Freitag, 7. April 2017

Ich träumte von deiner Liebe


















INHALT:

Zwischen Daniel und Rebecca hat es direkt beim ersten Treffen gefunkt. Für beide ist es die große Liebe und gemeinsam bauen sie sich eine Zukunft auf. Es fehlt nur noch das gemeinsame Baby zum perfekten Glück. Als Rebecca eines Tages eine Treppe hinunter stürzt und im Krankenhaus wieder wach wird, hat sich ihr Leben komplett verändert.

Ihre gemeinsame Zeit mit Daniel soll es gar nicht gegeben haben!

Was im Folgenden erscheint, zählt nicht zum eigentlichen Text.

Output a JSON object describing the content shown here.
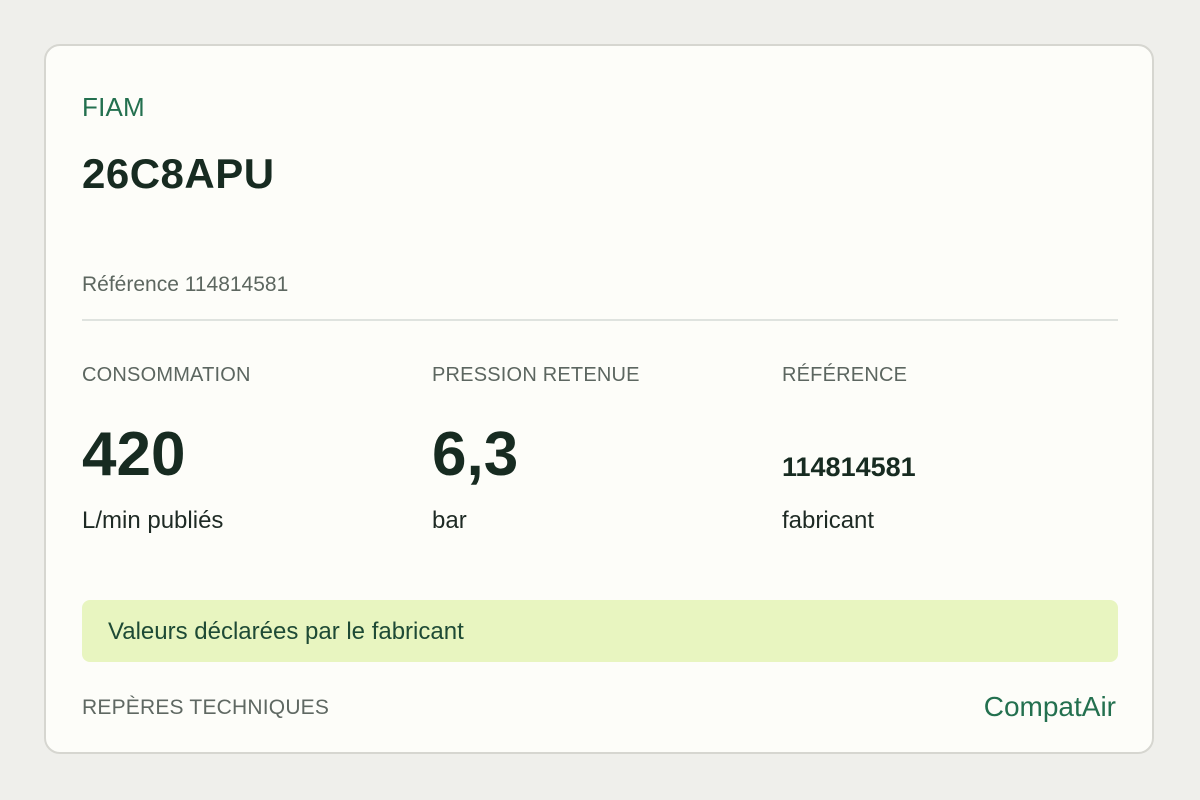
{
  "product": {
    "brand": "FIAM",
    "model": "26C8APU",
    "reference_line": "Référence 114814581"
  },
  "stats": [
    {
      "label": "CONSOMMATION",
      "value": "420",
      "unit": "L/min publiés"
    },
    {
      "label": "PRESSION RETENUE",
      "value": "6,3",
      "unit": "bar"
    },
    {
      "label": "RÉFÉRENCE",
      "value": "114814581",
      "unit": "fabricant"
    }
  ],
  "banner": {
    "text": "Valeurs déclarées par le fabricant"
  },
  "footer": {
    "section_label": "REPÈRES TECHNIQUES",
    "brand": "CompatAir"
  },
  "colors": {
    "accent": "#23704f",
    "banner_bg": "#e8f5c0",
    "card_bg": "#fdfdf9",
    "page_bg": "#efefeb"
  }
}
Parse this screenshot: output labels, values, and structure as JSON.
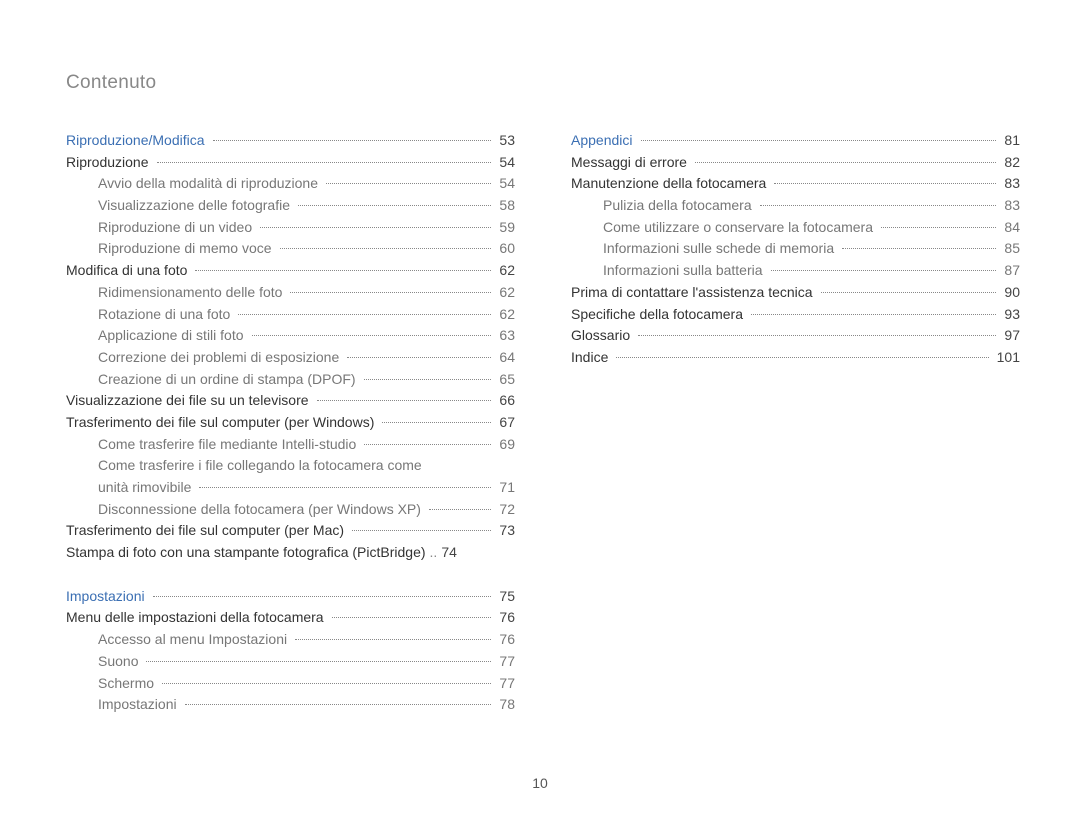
{
  "header": {
    "title": "Contenuto"
  },
  "page_number": "10",
  "columns": [
    {
      "sections": [
        {
          "entries": [
            {
              "level": 0,
              "label": "Riproduzione/Modifica",
              "page": "53"
            },
            {
              "level": 1,
              "label": "Riproduzione",
              "page": "54"
            },
            {
              "level": 2,
              "label": "Avvio della modalità di riproduzione",
              "page": "54"
            },
            {
              "level": 2,
              "label": "Visualizzazione delle fotografie",
              "page": "58"
            },
            {
              "level": 2,
              "label": "Riproduzione di un video",
              "page": "59"
            },
            {
              "level": 2,
              "label": "Riproduzione di memo voce",
              "page": "60"
            },
            {
              "level": 1,
              "label": "Modifica di una foto",
              "page": "62"
            },
            {
              "level": 2,
              "label": "Ridimensionamento delle foto",
              "page": "62"
            },
            {
              "level": 2,
              "label": "Rotazione di una foto",
              "page": "62"
            },
            {
              "level": 2,
              "label": "Applicazione di stili foto",
              "page": "63"
            },
            {
              "level": 2,
              "label": "Correzione dei problemi di esposizione",
              "page": "64"
            },
            {
              "level": 2,
              "label": "Creazione di un ordine di stampa (DPOF)",
              "page": "65"
            },
            {
              "level": 1,
              "label": "Visualizzazione dei file su un televisore",
              "page": "66"
            },
            {
              "level": 1,
              "label": "Trasferimento dei file sul computer (per Windows)",
              "page": "67"
            },
            {
              "level": 2,
              "label": "Come trasferire file mediante Intelli-studio",
              "page": "69"
            },
            {
              "level": 2,
              "wrap_first": "Come trasferire i file collegando la fotocamera come",
              "wrap_rest": "unità rimovibile",
              "page": "71"
            },
            {
              "level": 2,
              "label": "Disconnessione della fotocamera (per Windows XP)",
              "page": "72"
            },
            {
              "level": 1,
              "label": "Trasferimento dei file sul computer (per Mac)",
              "page": "73"
            },
            {
              "level": 1,
              "label": "Stampa di foto con una stampante fotografica (PictBridge)",
              "page": "74",
              "tight": true
            }
          ]
        },
        {
          "gap": true,
          "entries": [
            {
              "level": 0,
              "label": "Impostazioni",
              "page": "75"
            },
            {
              "level": 1,
              "label": "Menu delle impostazioni della fotocamera",
              "page": "76"
            },
            {
              "level": 2,
              "label": "Accesso al menu Impostazioni",
              "page": "76"
            },
            {
              "level": 2,
              "label": "Suono",
              "page": "77"
            },
            {
              "level": 2,
              "label": "Schermo",
              "page": "77"
            },
            {
              "level": 2,
              "label": "Impostazioni",
              "page": "78"
            }
          ]
        }
      ]
    },
    {
      "sections": [
        {
          "entries": [
            {
              "level": 0,
              "label": "Appendici",
              "page": "81"
            },
            {
              "level": 1,
              "label": "Messaggi di errore",
              "page": "82"
            },
            {
              "level": 1,
              "label": "Manutenzione della fotocamera",
              "page": "83"
            },
            {
              "level": 2,
              "label": "Pulizia della fotocamera",
              "page": "83"
            },
            {
              "level": 2,
              "label": "Come utilizzare o conservare la fotocamera",
              "page": "84"
            },
            {
              "level": 2,
              "label": "Informazioni sulle schede di memoria",
              "page": "85"
            },
            {
              "level": 2,
              "label": "Informazioni sulla batteria",
              "page": "87"
            },
            {
              "level": 1,
              "label": "Prima di contattare l'assistenza tecnica",
              "page": "90"
            },
            {
              "level": 1,
              "label": "Specifiche della fotocamera",
              "page": "93"
            },
            {
              "level": 1,
              "label": "Glossario",
              "page": "97"
            },
            {
              "level": 1,
              "label": "Indice",
              "page": "101"
            }
          ]
        }
      ]
    }
  ]
}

Laut ihrer Familie und den Ärzten lag sie nach einem Unfall 4 Jahre lang im Koma. Sie hat Daniel an diesem Tag zwar kennengelernt, aber er ist bei dem Unfall gestorben.

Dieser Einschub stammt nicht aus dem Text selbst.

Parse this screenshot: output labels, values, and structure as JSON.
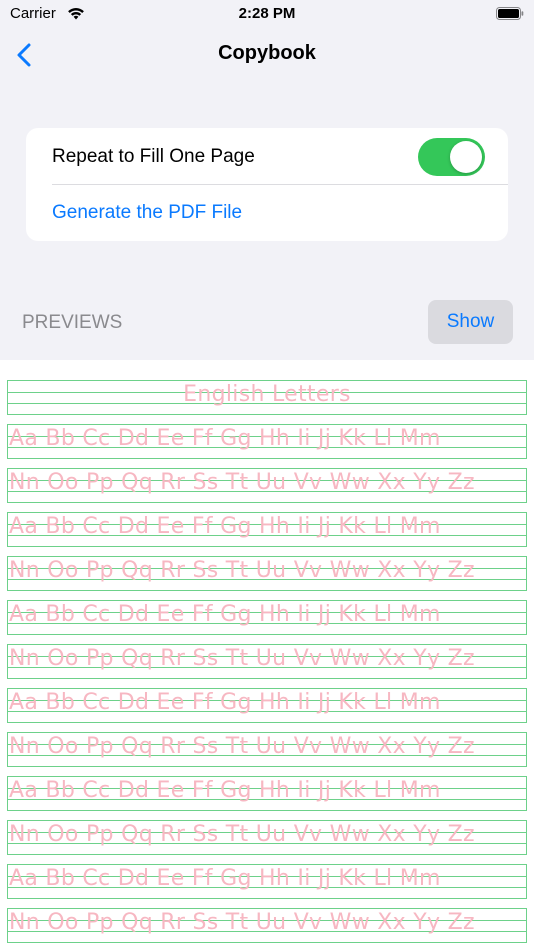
{
  "status": {
    "carrier": "Carrier",
    "time": "2:28 PM"
  },
  "nav": {
    "title": "Copybook"
  },
  "settings": {
    "repeat_label": "Repeat to Fill One Page",
    "repeat_on": true,
    "generate_label": "Generate the PDF File"
  },
  "previews": {
    "header": "PREVIEWS",
    "show_label": "Show"
  },
  "preview_lines": [
    "English Letters",
    "Aa Bb Cc Dd Ee Ff Gg Hh Ii Jj Kk Ll Mm",
    "Nn Oo Pp Qq Rr Ss Tt Uu Vv Ww Xx Yy Zz",
    "Aa Bb Cc Dd Ee Ff Gg Hh Ii Jj Kk Ll Mm",
    "Nn Oo Pp Qq Rr Ss Tt Uu Vv Ww Xx Yy Zz",
    "Aa Bb Cc Dd Ee Ff Gg Hh Ii Jj Kk Ll Mm",
    "Nn Oo Pp Qq Rr Ss Tt Uu Vv Ww Xx Yy Zz",
    "Aa Bb Cc Dd Ee Ff Gg Hh Ii Jj Kk Ll Mm",
    "Nn Oo Pp Qq Rr Ss Tt Uu Vv Ww Xx Yy Zz",
    "Aa Bb Cc Dd Ee Ff Gg Hh Ii Jj Kk Ll Mm",
    "Nn Oo Pp Qq Rr Ss Tt Uu Vv Ww Xx Yy Zz",
    "Aa Bb Cc Dd Ee Ff Gg Hh Ii Jj Kk Ll Mm",
    "Nn Oo Pp Qq Rr Ss Tt Uu Vv Ww Xx Yy Zz"
  ],
  "colors": {
    "accent": "#0a7aff",
    "toggle_on": "#34c759",
    "guide_line": "#6dd18a",
    "trace_text": "#f7b7c2"
  }
}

Doch wie kann es sein, dass sie sich an Dinge erinnern kann, die in der Zeit ihres Komas passiert sind? Und warum ist das Leben mit Daniel so real für sie?
Ihre Familie versteht sie nicht und glaubt, es liegt einfach an dem Unfall und den Folgeschäden. Nur Daniels bestem Freund Valentin kann sie sich anvertrauen und über die Zeit mit Daniel reden.

MEINUNG:

Was passiert mit einem, wenn man im Koma liegt?
In diesem Roman flüchtet sich Rebecca in eine Phantasiewelt, die für sie einfach die perfekte Welt ist.

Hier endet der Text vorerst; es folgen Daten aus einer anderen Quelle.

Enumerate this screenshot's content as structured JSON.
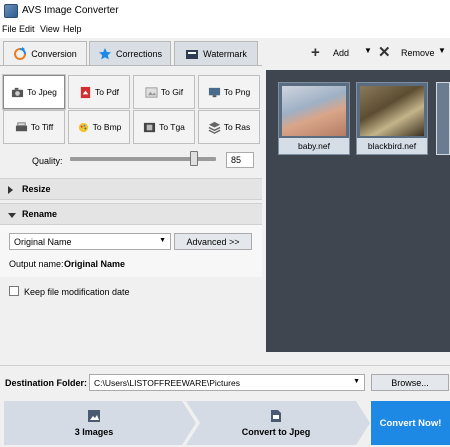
{
  "window": {
    "title": "AVS Image Converter"
  },
  "menu": {
    "items": [
      "File",
      "Edit",
      "View",
      "Help"
    ]
  },
  "tabs": [
    {
      "label": "Conversion"
    },
    {
      "label": "Corrections"
    },
    {
      "label": "Watermark"
    }
  ],
  "toolbar": {
    "add_label": "Add",
    "remove_label": "Remove"
  },
  "formats": [
    {
      "label": "To Jpeg"
    },
    {
      "label": "To Pdf"
    },
    {
      "label": "To Gif"
    },
    {
      "label": "To Png"
    },
    {
      "label": "To Tiff"
    },
    {
      "label": "To Bmp"
    },
    {
      "label": "To Tga"
    },
    {
      "label": "To Ras"
    }
  ],
  "selected_format": "To Jpeg",
  "quality": {
    "label": "Quality:",
    "value": "85",
    "fraction": 0.85
  },
  "sections": {
    "resize": "Resize",
    "rename": "Rename"
  },
  "rename": {
    "select_value": "Original Name",
    "advanced_button": "Advanced >>",
    "output_label": "Output name:",
    "output_value": "Original Name"
  },
  "keep_date": {
    "label": "Keep file modification date",
    "checked": false
  },
  "thumbnails": [
    {
      "caption": "baby.nef"
    },
    {
      "caption": "blackbird.nef"
    }
  ],
  "destination": {
    "label": "Destination Folder:",
    "path": "C:\\Users\\LISTOFFREEWARE\\Pictures",
    "browse": "Browse..."
  },
  "steps": {
    "images": "3 Images",
    "convert_to": "Convert to Jpeg",
    "convert_now": "Convert Now!"
  },
  "colors": {
    "accent": "#1e88e5",
    "thumb_bg": "#404650",
    "pdf_red": "#d32f2f"
  }
}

Rebecca kann einem ja wirklich leidtun. Sie lebt ein wundervolles Leben mit ihrem Daniel und dann passiert dieser Treppensturz. Auf einmal ist nichts mehr, wie es war. Als sie aus dem Koma erwacht, ist Daniel nicht mehr da. Er soll nie ihr Ehemann gewesen sein und ist vor 4 Jahren schon gestorben! Rebecca kann nach dem Koma nicht einfach so abschalten, die Zeit mit Daniel vergessen und so tun, als hätte es ein gemeinsames Leben nie gegeben.

Ihr ganzes Leben mit Daniel, nur eine Phantasiewelt? Wie kann das möglich sein, zumal alles so real war?

Ganz langsam findet Rebecca wieder ins richtige Leben zurück, aber sie wird auch immer wieder an die Zeit mit Daniel erinnert. Für sie ist es schwierig zu akzeptieren, dass sie Daniel nie wirklich richtig kennenlernen durfte. Ihre Phantasiewelt war so real für sie, dass es für sie sehr schwierig ist, ins normale Leben zurückzufinden.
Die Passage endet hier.